The investigators subjected selected RNA viruses to 10 to 20 μg/mL of a psoralen (4′-aminomethyl-trioxsalen) and multiple UV-A radiation energy levels for various time points to characterize virus-specific inactivation parameters. The viruses investigated included members of the following families: Alphaviridae (Venezuelan equine encephalitis virus), Arenaviridae (Lassa virus, Junin virus), Bunyaviridae (Rift Valley fever virus, Crimean-Congo hemorrhagic fever virus), Coronaviridae (Middle East respiratory syndrome virus), Filoviridae (Ebola virus, Marburg virus), Flaviviridae (Dengue virus, West Nile virus, Yellow Fever virus, St. Louis encephalitis virus), and Orthomyxoviridae (H1N1p, H1N1, H3N2, influenza B). While the concentration of psoralen, UV-A energy level, and exposure time required for inactivation were found to vary across the families (dose dependent), all viral stocks tested were successfully inactivated and sterility tested. Furthermore, the inactivated viruses performed well with respect to assays requiring intact epitopes and viral RNA.

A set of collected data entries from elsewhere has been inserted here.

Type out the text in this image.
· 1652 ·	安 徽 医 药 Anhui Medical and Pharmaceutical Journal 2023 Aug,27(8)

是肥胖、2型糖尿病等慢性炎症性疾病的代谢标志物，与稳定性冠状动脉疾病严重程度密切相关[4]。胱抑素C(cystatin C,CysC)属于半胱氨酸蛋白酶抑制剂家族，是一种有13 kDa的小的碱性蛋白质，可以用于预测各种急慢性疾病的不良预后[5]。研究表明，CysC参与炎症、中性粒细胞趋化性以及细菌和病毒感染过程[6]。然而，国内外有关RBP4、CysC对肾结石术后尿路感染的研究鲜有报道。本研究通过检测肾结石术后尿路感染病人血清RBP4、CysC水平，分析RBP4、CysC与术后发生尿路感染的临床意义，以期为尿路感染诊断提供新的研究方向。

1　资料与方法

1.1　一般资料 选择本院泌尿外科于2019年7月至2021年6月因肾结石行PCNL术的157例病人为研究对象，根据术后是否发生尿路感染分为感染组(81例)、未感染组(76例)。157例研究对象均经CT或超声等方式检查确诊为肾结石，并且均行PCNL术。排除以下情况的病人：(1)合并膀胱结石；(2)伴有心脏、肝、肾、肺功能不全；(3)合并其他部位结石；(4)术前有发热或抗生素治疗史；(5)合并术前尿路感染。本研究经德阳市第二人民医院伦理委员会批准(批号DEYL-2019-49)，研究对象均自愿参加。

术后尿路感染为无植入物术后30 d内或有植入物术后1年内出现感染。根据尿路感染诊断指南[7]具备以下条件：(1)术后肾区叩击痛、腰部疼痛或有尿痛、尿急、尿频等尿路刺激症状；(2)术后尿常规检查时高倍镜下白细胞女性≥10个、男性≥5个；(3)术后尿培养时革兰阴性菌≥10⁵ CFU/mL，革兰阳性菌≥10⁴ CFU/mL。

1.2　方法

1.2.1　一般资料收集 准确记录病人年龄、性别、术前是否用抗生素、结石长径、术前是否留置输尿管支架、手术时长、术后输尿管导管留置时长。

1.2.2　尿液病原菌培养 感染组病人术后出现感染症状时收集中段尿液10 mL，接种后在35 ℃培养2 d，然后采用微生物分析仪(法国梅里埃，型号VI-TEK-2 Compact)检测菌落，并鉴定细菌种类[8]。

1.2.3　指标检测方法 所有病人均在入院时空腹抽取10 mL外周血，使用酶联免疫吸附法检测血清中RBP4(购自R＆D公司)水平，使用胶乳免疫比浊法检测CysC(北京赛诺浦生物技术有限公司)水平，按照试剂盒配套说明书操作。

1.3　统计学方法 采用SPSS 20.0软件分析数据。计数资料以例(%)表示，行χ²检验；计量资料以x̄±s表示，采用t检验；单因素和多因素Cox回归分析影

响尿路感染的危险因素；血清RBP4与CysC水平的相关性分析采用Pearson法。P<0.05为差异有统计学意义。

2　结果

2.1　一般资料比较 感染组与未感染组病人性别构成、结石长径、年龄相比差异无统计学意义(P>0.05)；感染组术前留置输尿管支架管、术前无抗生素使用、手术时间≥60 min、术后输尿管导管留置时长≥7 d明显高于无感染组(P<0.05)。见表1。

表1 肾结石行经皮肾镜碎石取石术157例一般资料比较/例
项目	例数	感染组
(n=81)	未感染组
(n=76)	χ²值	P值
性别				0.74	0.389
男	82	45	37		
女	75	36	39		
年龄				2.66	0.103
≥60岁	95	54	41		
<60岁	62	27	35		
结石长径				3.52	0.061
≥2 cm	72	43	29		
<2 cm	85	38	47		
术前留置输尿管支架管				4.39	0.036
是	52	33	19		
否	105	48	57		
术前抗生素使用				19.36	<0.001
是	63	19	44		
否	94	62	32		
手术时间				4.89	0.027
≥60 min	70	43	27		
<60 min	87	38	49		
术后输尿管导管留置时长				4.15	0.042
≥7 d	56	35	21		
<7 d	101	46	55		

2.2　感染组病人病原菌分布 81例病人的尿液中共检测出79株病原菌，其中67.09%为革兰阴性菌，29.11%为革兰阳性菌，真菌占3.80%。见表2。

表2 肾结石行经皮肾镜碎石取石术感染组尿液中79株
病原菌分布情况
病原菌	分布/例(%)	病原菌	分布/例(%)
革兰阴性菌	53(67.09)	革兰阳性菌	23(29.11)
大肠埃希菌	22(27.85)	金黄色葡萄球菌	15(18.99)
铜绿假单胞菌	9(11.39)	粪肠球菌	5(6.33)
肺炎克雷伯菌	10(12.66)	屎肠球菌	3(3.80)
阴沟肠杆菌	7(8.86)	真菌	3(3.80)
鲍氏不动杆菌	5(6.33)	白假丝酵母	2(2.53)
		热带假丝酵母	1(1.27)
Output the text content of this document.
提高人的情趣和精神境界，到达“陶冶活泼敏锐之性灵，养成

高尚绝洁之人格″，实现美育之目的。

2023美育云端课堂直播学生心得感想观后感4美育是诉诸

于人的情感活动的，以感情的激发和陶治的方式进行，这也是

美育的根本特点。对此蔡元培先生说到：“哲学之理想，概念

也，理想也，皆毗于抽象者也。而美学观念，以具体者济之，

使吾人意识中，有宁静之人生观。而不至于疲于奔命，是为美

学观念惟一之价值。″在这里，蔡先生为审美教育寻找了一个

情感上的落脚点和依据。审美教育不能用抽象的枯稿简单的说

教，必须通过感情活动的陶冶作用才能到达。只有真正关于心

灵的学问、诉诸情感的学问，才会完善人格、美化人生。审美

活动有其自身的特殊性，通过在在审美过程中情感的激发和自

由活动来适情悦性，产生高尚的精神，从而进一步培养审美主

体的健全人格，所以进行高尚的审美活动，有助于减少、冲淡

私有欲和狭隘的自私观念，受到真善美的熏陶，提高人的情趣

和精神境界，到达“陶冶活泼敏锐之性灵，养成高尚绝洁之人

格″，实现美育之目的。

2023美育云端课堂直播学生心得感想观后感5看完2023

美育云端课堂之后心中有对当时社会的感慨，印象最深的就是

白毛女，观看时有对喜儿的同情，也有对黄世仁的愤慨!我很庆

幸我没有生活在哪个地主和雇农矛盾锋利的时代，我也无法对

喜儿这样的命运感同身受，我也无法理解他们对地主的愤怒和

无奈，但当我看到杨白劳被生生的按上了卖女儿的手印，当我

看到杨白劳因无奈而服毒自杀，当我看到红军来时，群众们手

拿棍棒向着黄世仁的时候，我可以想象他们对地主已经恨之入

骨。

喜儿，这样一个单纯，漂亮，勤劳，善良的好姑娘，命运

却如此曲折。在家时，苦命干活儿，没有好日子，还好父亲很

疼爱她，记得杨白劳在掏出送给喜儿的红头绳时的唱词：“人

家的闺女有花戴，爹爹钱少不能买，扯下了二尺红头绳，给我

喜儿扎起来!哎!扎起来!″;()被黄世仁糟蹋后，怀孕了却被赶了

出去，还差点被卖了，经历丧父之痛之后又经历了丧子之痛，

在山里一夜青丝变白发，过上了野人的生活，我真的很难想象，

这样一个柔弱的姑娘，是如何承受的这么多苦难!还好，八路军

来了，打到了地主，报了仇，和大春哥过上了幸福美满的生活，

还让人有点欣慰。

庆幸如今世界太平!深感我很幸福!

While some progress has been made in recent years, the field of biosafety well understands that applied biosafety research is still needed. This paper presents a novel inactivation method for RG3/RG4 viruses and is an example of how biosafety professionals can work with PIs toward improving research quality and safety. I hope that this paper encourages biosafety professionals in approaching researchers to promote peer-reviewed publication of biosafety-related data.